Still, this distinction plays mostly with the intellect. When one takes either Kubrick’s or Malick’s work as a whole, nothing really seems out of place. After time and repeated examination, it slowly becomes clear that—far from being ancillary to what some might see as the true “substance” of the film—these staggering displays of visual splendor are not only crucial to the film’s meaning but also crucially placed.



Consider the film’s opening idea—recalling the passage when God asks Job, “where were you when I laid the Earth’s foundation . . . while the morning stars sang together and all the sons of God shouted for joy?” (Job 38:4-7)—in relation to Malick’s decision to introduce the human element of the film with a shattering, irrational tragedy; that is, the very kind of experience that characterizes Job’s own frustration with God. We find in these opening scenes a distraught Mrs. O’Brien (Jessica Chastain) asking herself the very same questions that plagued Job. She then starts to receive a slew inadequate condolence from her neighbors like Job does from Eliphaz, Bildad, and Zophar. None of these answers seem to satisfy her as none satisfied Job.

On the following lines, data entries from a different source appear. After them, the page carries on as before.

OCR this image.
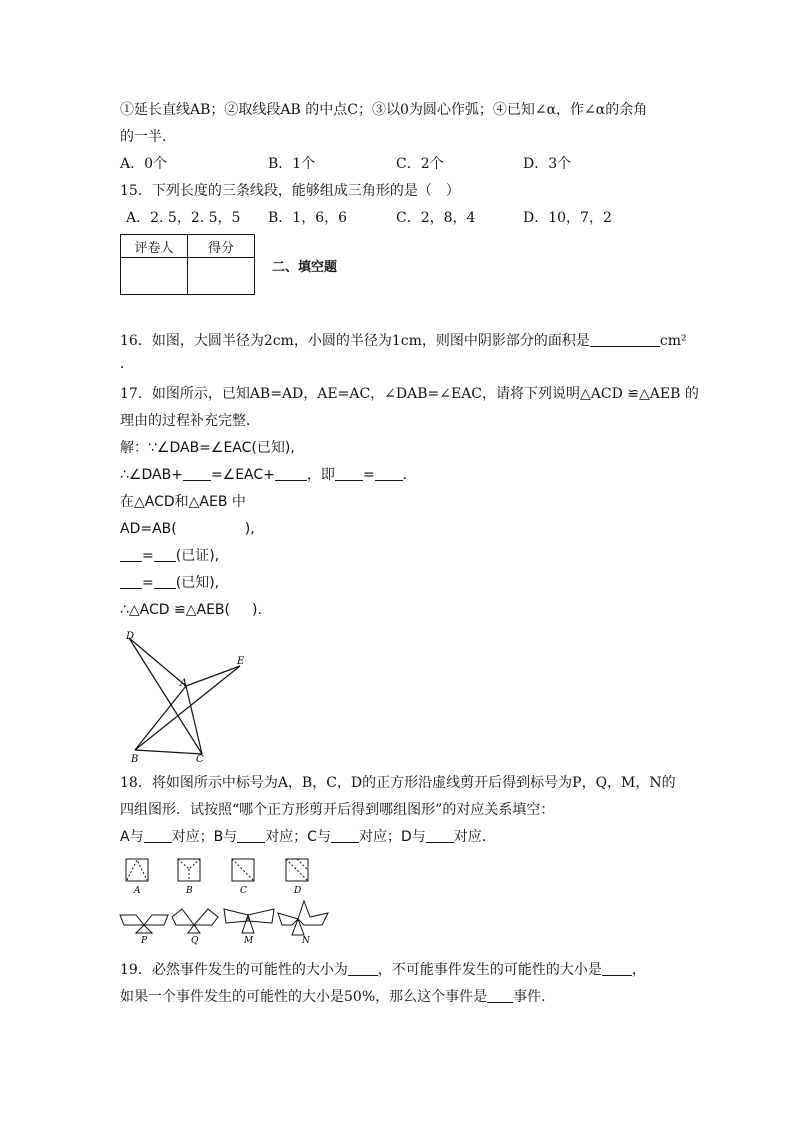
①延长直线AB；②取线段AB 的中点C；③以0为圆心作弧；④已知∠α，作∠α的余角
的一半．
A．0个	B．1个	C．2个	D．3个
15．下列长度的三条线段，能够组成三角形的是（　）
A．2. 5，2. 5，5 B．1，6，6	C．2，8，4	D．10，7，2
评卷人	得分

二、填空题
16．如图，大圆半径为2cm，小圆的半径为1cm，则图中阴影部分的面积是	cm²
．
17．如图所示，已知AB=AD，AE=AC，∠DAB=∠EAC，请将下列说明△ACD ≌△AEB 的
理由的过程补充完整．
解：∵∠DAB=∠EAC(已知),
∴∠DAB+ =∠EAC+ ，即 = ．
在△ACD和△AEB 中
AD=AB(	),
= (已证),
= (已知),
∴△ACD ≌△AEB( ).
D
E
A
B	C
18．将如图所示中标号为A，B，C，D的正方形沿虚线剪开后得到标号为P，Q，M，N的
四组图形．试按照“哪个正方形剪开后得到哪组图形”的对应关系填空：
A与 对应；B与 对应；C与 对应；D与 对应．
A	B	C	D
P	Q	M	N
19．必然事件发生的可能性的大小为 ，不可能事件发生的可能性的大小是 ，
如果一个事件发生的可能性的大小是50%，那么这个事件是 事件.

What else then is the subsequent interpretation of the natural creation of the universe but that of God Himself coming “out of the whirlwind” (Job 38:1), speaking to Job of His indifference to the petition of mortals, His utter transcendence beyond their understanding, and the insolence of any man who dares to explain away His motives so easily? After showing the O’Briens’ grief at the inexplicable, Malick immediately answers their pain in the most direct and powerful way possible. Malick provides us, the audience, with the very same answer that God provides Job, or rather, the authors of the Bible provides their readers. Our lives are just a sliver of the life of God, or—in a secular sense much more appropriate to Malick’s Heideggerianism—our lives are just as violently contingent as the deep history that precedes us and, as shown later on in the film, the vast future ahead.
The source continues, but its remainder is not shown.